ONE of the upsides of the lockdown is that one gets to read books that one should read but never had the time for.
Former deputy chairman of India’s Planning Commission, Montek Singh Ahluwahlia’s new book, Backstage: The Story Behind India’s High Growth Years, is an illuminating inside picture about how leaders emerge at a time of crisis. I will review his book in a forthcoming article but his brilliant quote of Italian political philosopher Machiavelli is spot on for this age of pandemics:
“At the beginning, a disease is easy to cure but difficult to diagnose but as time passes, not having been treated or recognised at the outset, it becomes easy to diagnose but difficult to cure. The same thing occurs in affairs of state. By recognising from afar the diseases that are spreading in the state (which is a gift given only to a prudent ruler) they can be cured quickly. But when they are not recognised and left to grow to the extent that everyone recognises them, there is no longer any cure.”
Prescient words indeed. It reminds us that disease and pestilence was as prevalent in 15th century Italy as it is for the world today.
This weekend, the United States – the most technologically advanced nation with the finest medical expertise – will have more Covid-19 cases than China, where the epidemic broke out last December. The coronavirus is about to take down not just the powerful and the rich but the global economy.
Make no mistake, the battle against Covid-19 is a war, as damaging as physical war. This is because it is first and foremost an emotional war, not just financial, economic, social and geo-political. Stress levels are the highest I have ever known, at the individual, community, national and geo-political level. Bad emotions worsen decisions.
When a member of the family makes a mistake that impacts the whole family, any parent would know the most important thing to do is not to blame but what to do. A crisis is an event. Bad things happen. Blame can come later. But it is immediate action that can prevent more damage.
In making parallels between fighting conventional warfare and war on pandemics, US General George Casey quotes 5th century BC Chinese strategist Sunzi that the leader must have “clear mind and pure hearts”. But few of us have clear minds and pure hearts, because it is so easy to blame someone else as evil. No one is truly objective, since we are all emotionally involved. Every day, the lives of ourselves, our family, friends and community are at stake. And any of us can go any day.

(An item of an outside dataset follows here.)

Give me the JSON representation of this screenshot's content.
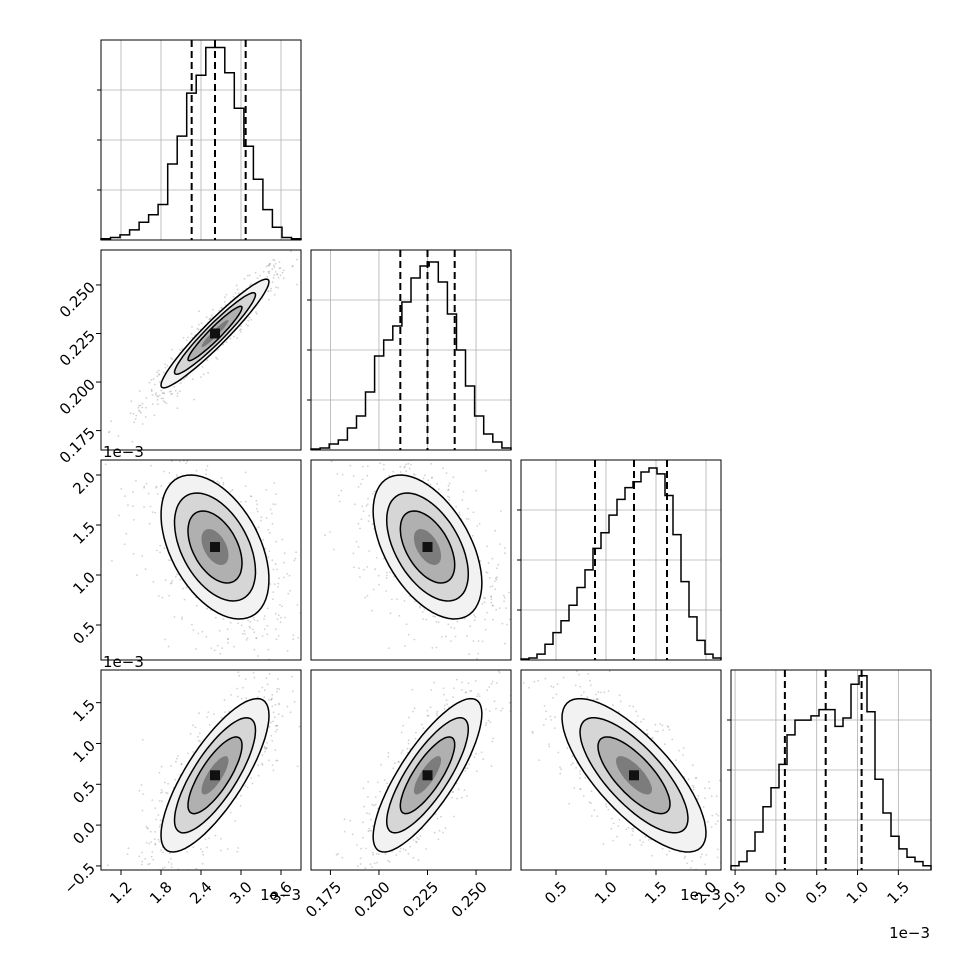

This Covid-19 war is so fundamentally different because instead of being able to hug and share our worries with our loved ones, we must keep our social distance. Our hearts are torn because grandparents cannot hug their grandchildren. We stand helpless to see our friends being isolated in hospitals upon infection. The fog of emotion clouds our judgement and our ability to act. The blame game is an emotional salve that may assuage our anger but will truly block effective action, which is to work together to fight the common enemy – Covid-19.
How do we stop the Covid onslaught? Learn, adapt and act fast. Time is not on our side. Blame, dither and die. The enemy of my enemy is my friend. In this war, we have to learn to work with people we do not like in order to survive.
There are three lessons why China, South Korea, Japan, Hong Kong, Taiwan, Singapore and Israel have been effective in controlling the spread of Covid-19 cases so far. First, everyone learnt the lessons from SARS, not just at the professional and bureaucratic level, but the populace also understood the need of social discipline in time of epidemics. Second, their effectiveness is not about authoritarianism but ability to test, trace and contain. All these economies have very good technology with bureaucracies that know how to apply them. Third, the communities come together as one (however imperfectly), rather than displaying individualism at the expense of many.
What are the priorities in this Covid war?
First, we cannot win any battle if the front-line troops are dying. We must make sure that the doctors, nurses, hospital staff and all members providing essential services are provided with personal protective equipment (PPEs).
These heroes are putting their lives and their families’ health at risk for the good of the community and we must salute and cherish them. But give them the best available. It is a sin to ask a nurse to work when they have to recycle used masks and gowns!
Second, no amount of hospital beds is enough if we do not enforce social distancing. One super-spreader will overwhelm any hospital with patients in a matter of weeks. We can understand the young wanting to party to relax but they are putting other lives at risk. Once we lose our invaluable doctors and nurses, we have no more defence line.
Third, the toughest choice is between life versus livelihood. Nobel Laureate Paul Romer and Harvard Provost Alan Garber put the stark choice as: “If we keep up our current strategy of suppression based on indiscriminate social distance for 12 to 18 months, most of us will still be alive. It is our economy that will be dead.”
Yes, the old free-spending economy that created excess consumption funded by excess debt may be dead or flat on its back. Over the longer term, we must rebuild the system into one that is more caring for nature and society. This we must do.
General Casey’s advice is well worth taking: “To succeed in our VUCA world, leaders have to control what they can, influence what they don’t control, and prepare for what they can’t control.”
The long march to recovery and reform is a long-haul process. Very tough decisions have to be made. Inevitably mistakes are made. But we survive if we learn, adapt and come together as a community, not as narcissistic individuals. The leader that does not understand this will not survive.
Tan Sri Andrew Sheng writes about global affairs from an Asian perspective. The views expressed are entirely those of the author.